Wow, I was busy at GDC this year!
First off, Prom Week was a finalist for Technical Excellence in the IGF. WOW! That really is the best validation I could have hoped for after all the ridiculously hard work we put into it. Thanks to those who manned the booth, and to all those who stopped by to check it out. Prom Week is an existence proof that much of what was previously thought impossible with characters and story in games can in fact be done. I hope we can take the fact that the IGF judges recognized this and all the attention we’ve gotten from industry as a good sign for the future of storytelling in games.
Speaking of Prom Week, Josh McCoy and I gave a 20 minute talk about how Prom Week works. This was the biggest talk I’ve given yet and, from what I hear, it went over well! Though, I’m sure I’ll be hating it when I watch it in the vault… Still working on getting rid of ums… Anyhow, we’ve had some practice this sort of talk and I feel like we have really distilled the message and figured out how to bring the clear takeaways to the forefront. We had some coverage on gamasutra.
Right after us, Emily Short and Richard Evans talked about their Cotillion, a system that uses a similar approach to social simulation, but a completely different presentation style (pretty much a book where the text is generated based on the simulation and the player’s choices). Seeing it has really inspired me and I have been thinking a lot about how to use Prom Week’s AI system and a more “Cotillion-like” design to make a game about my kitties. We’ll see how far this goes…

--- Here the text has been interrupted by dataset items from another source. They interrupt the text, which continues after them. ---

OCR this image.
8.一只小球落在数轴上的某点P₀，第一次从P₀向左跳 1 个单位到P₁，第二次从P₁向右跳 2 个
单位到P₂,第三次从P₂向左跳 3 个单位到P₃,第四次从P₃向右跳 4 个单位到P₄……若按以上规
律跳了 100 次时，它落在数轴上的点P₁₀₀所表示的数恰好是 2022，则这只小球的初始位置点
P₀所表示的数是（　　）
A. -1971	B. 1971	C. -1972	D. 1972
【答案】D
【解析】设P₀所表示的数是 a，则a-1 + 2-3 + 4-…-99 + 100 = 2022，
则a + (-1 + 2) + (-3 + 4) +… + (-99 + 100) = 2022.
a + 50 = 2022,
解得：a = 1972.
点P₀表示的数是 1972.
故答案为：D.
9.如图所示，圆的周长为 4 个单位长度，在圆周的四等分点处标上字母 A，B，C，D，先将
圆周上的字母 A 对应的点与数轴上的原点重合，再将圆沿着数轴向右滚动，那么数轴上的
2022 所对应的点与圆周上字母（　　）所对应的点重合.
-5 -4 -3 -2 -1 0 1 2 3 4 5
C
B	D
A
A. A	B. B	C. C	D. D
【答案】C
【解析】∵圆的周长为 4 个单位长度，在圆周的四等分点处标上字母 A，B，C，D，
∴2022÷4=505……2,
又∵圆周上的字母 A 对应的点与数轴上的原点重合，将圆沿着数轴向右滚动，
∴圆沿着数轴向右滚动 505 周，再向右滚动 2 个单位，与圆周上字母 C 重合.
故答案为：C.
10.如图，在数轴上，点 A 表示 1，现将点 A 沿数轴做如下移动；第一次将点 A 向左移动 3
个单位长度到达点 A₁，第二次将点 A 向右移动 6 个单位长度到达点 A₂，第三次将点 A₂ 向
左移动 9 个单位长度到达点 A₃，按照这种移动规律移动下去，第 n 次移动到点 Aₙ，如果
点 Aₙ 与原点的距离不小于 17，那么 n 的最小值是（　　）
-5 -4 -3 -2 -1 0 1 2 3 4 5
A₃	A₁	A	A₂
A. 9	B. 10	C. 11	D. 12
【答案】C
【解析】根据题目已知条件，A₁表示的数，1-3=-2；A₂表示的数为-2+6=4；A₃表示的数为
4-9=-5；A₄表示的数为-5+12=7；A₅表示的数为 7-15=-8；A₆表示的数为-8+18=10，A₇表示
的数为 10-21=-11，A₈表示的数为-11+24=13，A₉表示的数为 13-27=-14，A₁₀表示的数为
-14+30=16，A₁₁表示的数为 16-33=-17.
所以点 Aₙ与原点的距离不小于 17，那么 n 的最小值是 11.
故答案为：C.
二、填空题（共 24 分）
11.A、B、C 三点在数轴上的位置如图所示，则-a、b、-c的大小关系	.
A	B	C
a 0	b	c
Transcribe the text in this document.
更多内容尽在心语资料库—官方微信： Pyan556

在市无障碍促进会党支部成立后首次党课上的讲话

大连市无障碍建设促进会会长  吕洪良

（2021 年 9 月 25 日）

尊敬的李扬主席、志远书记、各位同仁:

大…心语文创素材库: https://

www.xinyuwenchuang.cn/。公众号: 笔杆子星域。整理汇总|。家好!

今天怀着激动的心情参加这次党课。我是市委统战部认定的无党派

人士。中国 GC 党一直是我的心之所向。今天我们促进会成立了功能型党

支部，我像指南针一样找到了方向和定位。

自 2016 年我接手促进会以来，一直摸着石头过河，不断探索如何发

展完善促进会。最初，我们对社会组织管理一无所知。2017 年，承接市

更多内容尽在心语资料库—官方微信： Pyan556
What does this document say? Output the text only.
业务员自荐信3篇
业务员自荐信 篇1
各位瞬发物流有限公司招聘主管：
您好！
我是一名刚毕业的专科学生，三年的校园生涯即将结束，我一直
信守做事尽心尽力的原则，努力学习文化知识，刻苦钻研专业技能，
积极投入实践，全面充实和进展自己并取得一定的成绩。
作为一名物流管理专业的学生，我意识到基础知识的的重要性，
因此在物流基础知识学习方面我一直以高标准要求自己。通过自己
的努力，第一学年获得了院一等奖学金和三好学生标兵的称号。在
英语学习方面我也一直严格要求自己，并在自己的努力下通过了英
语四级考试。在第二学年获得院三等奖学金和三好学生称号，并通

The day before I was lucky enough to give a 6 minute “rant” in the “Turing Tantrums” session. What I said was an answer to criticisms I’ve gotten in the last couple years about Prom Week and its AI system from game designers. Pretty much, that AI systems are bad if they don’t serve fun or story. While that is certainly reasonable, I offered a different perspective that at least partially explains why I do what I do: I believe that it is perfectly fine for an AI system to be an end in itself. Note how this puts the AI programmer/designer squarely as an “artist” (i.e. someone who can make weird things and not have to explain themselves). While I definitely think it is in our best interests to figure out how to better share this obsession with systems with players, we shouldn’t necessarily think we need to compromise our visions just because players might not get it. Just be ready to throw on a beret and live poorly. This got coverage on gamasutra too!
And there’s more!!! Ian Bogost demoed the game generator I’ve been working on for the last year or so at the GDC GameIT Summit. Its called Game-O-Matic and it will create a game about anything you want! The demo and talk went very well. Of course, making games isn’t easy, and getting a computer to make them for you is even harder, but I am very happy with where we are and I am confident that when we release (late Summer) using it will definitely be a delight. There was coverage on this talk too!
So in general, I have had an incredibly busy year, and I’ve found myself leading up two outwardly visible, crazy ambitious, projects that people seem to care about. That rules! But my queue of weird things I wanna make for my own sake is getting way too long and dusty. I really wanna make something new! And I need to get out of school someday (year 10 at UC Santa Cruz…). But for now, time to make Game-O-Matic rule!